I would my manhood now were like the sea.—
Thou at high-tide, when compassing the land
Thou find’st the issue short, questioningly
A moment poised, thy floods then down the strand
Sink without rancour, sink without command,
Sink of themselves in peace without despair,
And turn as still the calm horizon turns,
Till they repose little by little nowhere
And the long light unfathomable burns
Clear from the zenith stars to the sea-ferns.
Thou art thy Priest, thy Victim and thy God.
Thy life is bulwarked with a thread of foam,
And of the sky, the mountains and the sod
Thou askest nothing, evermore at home.
In thy own self’s perennial masterdom.
This poem is in the public domain. Published in Poem-a-Day on August 7, 2022, by the Academy of American Poets.

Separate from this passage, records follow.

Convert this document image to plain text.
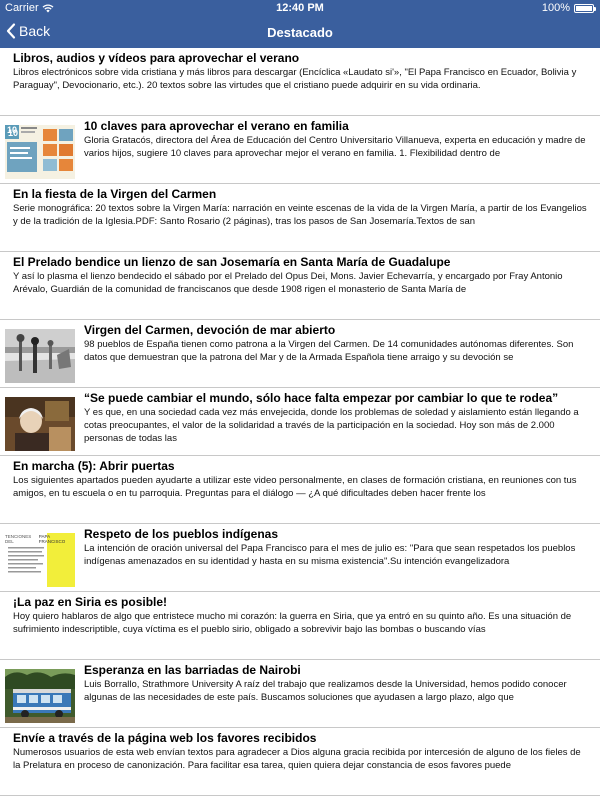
Carrier	12:40 PM	100%
Back	Destacado
Libros, audios y vídeos para aprovechar el verano
Libros electrónicos sobre vida cristiana y más libros para descargar (Encíclica «Laudato si'», "El Papa Francisco en Ecuador, Bolivia y Paraguay", Devocionario, etc.). 20 textos sobre las virtudes que el cristiano puede adquirir en su vida ordinaria.
10	10 claves para aprovechar el verano en familia
Gloria Gratacós, directora del Área de Educación del Centro Universitario Villanueva, experta en educación y madre de varios hijos, sugiere 10 claves para aprovechar mejor el verano en familia. 1. Flexibilidad dentro de
En la fiesta de la Virgen del Carmen
Serie monográfica: 20 textos sobre la Virgen María: narración en veinte escenas de la vida de la Virgen María, a partir de los Evangelios y de la tradición de la Iglesia.PDF: Santo Rosario (2 páginas), tras los pasos de San Josemaría.Textos de san
El Prelado bendice un lienzo de san Josemaría en Santa María de Guadalupe
Y así lo plasma el lienzo bendecido el sábado por el Prelado del Opus Dei, Mons. Javier Echevarría, y encargado por Fray Antonio Arévalo, Guardián de la comunidad de franciscanos que desde 1908 rigen el monasterio de Santa María de
Virgen del Carmen, devoción de mar abierto
98 pueblos de España tienen como patrona a la Virgen del Carmen. De 14 comunidades autónomas diferentes. Son datos que demuestran que la patrona del Mar y de la Armada Española tiene arraigo y su devoción se
“Se puede cambiar el mundo, sólo hace falta empezar por cambiar lo que te rodea”
Y es que, en una sociedad cada vez más envejecida, donde los problemas de soledad y aislamiento están llegando a cotas preocupantes, el valor de la solidaridad a través de la participación en la sociedad. Hoy son más de 2.000 personas de todas las
En marcha (5): Abrir puertas
Los siguientes apartados pueden ayudarte a utilizar este video personalmente, en clases de formación cristiana, en reuniones con tus amigos, en tu escuela o en tu parroquia. Preguntas para el diálogo — ¿A qué dificultades deben hacer frente los
TENCIONES DEL
PAPA FRANCISCO
Respeto de los pueblos indígenas
La intención de oración universal del Papa Francisco para el mes de julio es: "Para que sean respetados los pueblos indígenas amenazados en su identidad y hasta en su misma existencia".Su intención evangelizadora
¡La paz en Siria es posible!
Hoy quiero hablaros de algo que entristece mucho mi corazón: la guerra en Siria, que ya entró en su quinto año. Es una situación de sufrimiento indescriptible, cuya víctima es el pueblo sirio, obligado a sobrevivir bajo las bombas o buscando vías
Esperanza en las barriadas de Nairobi
Luis Borrallo, Strathmore University A raíz del trabajo que realizamos desde la Universidad, hemos podido conocer algunas de las necesidades de este país. Buscamos soluciones que ayudasen a largo plazo, algo que
Envíe a través de la página web los favores recibidos
Numerosos usuarios de esta web envían textos para agradecer a Dios alguna gracia recibida por intercesión de alguno de los fieles de la Prelatura en proceso de canonización. Para facilitar esa tarea, quien quiera dejar constancia de esos favores puede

“At Sainte-Marguerite” first appeared in The Poems of Trumbull Stickney (Houghton, Mifflin & Co., 1905). Written in rhyming cinquains, the poem takes place on the Île Sainte-Marguerite, an island just off the coast of Cannes. Taking this poem as an illustration of his point, Stickney’s close friend and editor William Vaughn Moody writes, in “The Poems of Trumbull Stickney,” published in volume 183 of the North American Review, that “[t]here is in Stickney’s lyric utterance at its best something momentously unspoken, which betrays to deeper abysses of feeling than are advertised of, which causes the reader, if he be sensitive to such suggestion, to turn and wonder what it is so soul-shaking under the innocent words. The secret of this quality lies in the poet’s profound sincerity, masked, and for a careless or captious eye defeated, by the play of coloured fancy on the surface.”